During the Scottish Parliament’s Topical Questions session Mid-Scotland and Fife MSP Murdo Fraser quizzed the Cabinet Secretary for Health and Wellbeing Alex Neil on the alleged manipulation of waiting list statistics by NHS Tayside.
Earlier this year former Health Secretary Nicola Sturgeon was forced to lead a full scale investigation into waiting list manipulation by NHS Lothian. Back in March the NHS Lothian incident was viewed as an isolated event. However, it now appears that waiting list manipulation is tool a used by under pressure health boards to meet Scottish Government targets.
Exchange enclosed below:
The Cabinet Secretary for Health and Wellbeing (Alex Neil): To ensure that all NHS boards are fully complying with waiting time guidance, earlier this year the Scottish Government instructed all NHS boards to undertake an extensive internal audit of their waiting time practices. We expect those audits to be completed and published by the end of the year.

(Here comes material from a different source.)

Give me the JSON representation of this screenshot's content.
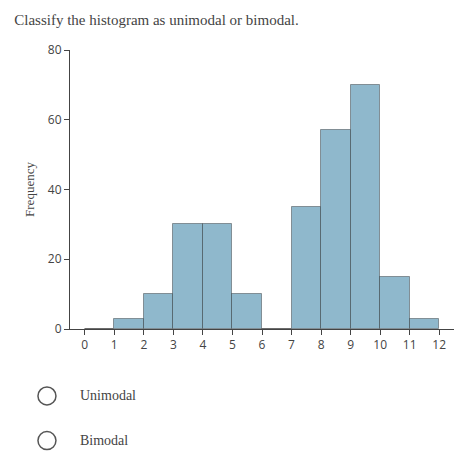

Murdo Fraser: Yesterday, we learned that two top executives in NHS Tayside have been suspended following the Audit Scotland investigation to which the cabinet secretary referred into discrepancies in waiting time figures. That follows allegations of behaviour in NHS Grampian to massage waiting lists and, of course, the fiasco earlier this year in NHS Lothian. Will he now accept that there is an endemic problem with manipulation of data in NHS boards across Scotland? What urgent steps is he taking to sort out the situation?
Alex Neil: To date, only two of the 14 boards have identified problems, namely NHS Lothian and NHS Tayside. I will wait until I receive all 14 audit reports from the 14 health boards before rushing to judgment.
For obvious reasons, I cannot comment in detail on the two suspensions in NHS Tayside, which Mr Fraser mentioned. Apart from anything else, I am not the employer. The health board is the employer.
Murdo Fraser: I think that most reasonable people would think that two out of 14 to date is a pretty serious failure rate for the NHS boards.
We have had cause to question the Scottish National Party Government’s figures in other areas and we have found them wanting. Now we are wondering whether we can trust its NHS waiting times and waiting list figures. Given the seriousness of the situation, will the cabinet secretary request time for an urgent statement to Parliament so that we can have the matter fully discussed and debated?
Alex Neil: I will be happy to report back to the Parliament once all the facts are clear, and they will be available when the audit reports are published by the end of the year. I emphasise that they are going to be published. Everything will be in the public domain, so if there are problems in any other health boards apart from NHS Lothian and possibly NHS Tayside, they will come to light with the publication of the audit reports. We are being totally transparent on the issue. The time to make a judgment will be once people have the facts, and not beforehand.
Commenting outside the chamber Murdo Fraser MSP said:
“Waiting list manipulation appears to be endemic within Scotland’s health boards. First it was NHS Lothian, then NHS Grampian and now NHS Tayside. How much deeper will these revelations go?
“Fiddling statistics has become a common ploy for an SNP government that has witnessed a series of embarrassing gaffs this term. First we had no waiting lists for college places, then we had 18,000 renewable jobs, and now we have even more massaged waiting list statistics.
“At the heart of these inaccuracies lie very real concerns, too many patients are waiting for treatment and too many patients have waited far too long already.
“Make no mistake the staff at our hospitals are working incredibly hard. However, decisions taken centrally are reducing their ability to deal with the sheer volume of patients. The SNP needs to wise-up and remedy the problems within our health service instead of having time wasted altering the statistics.”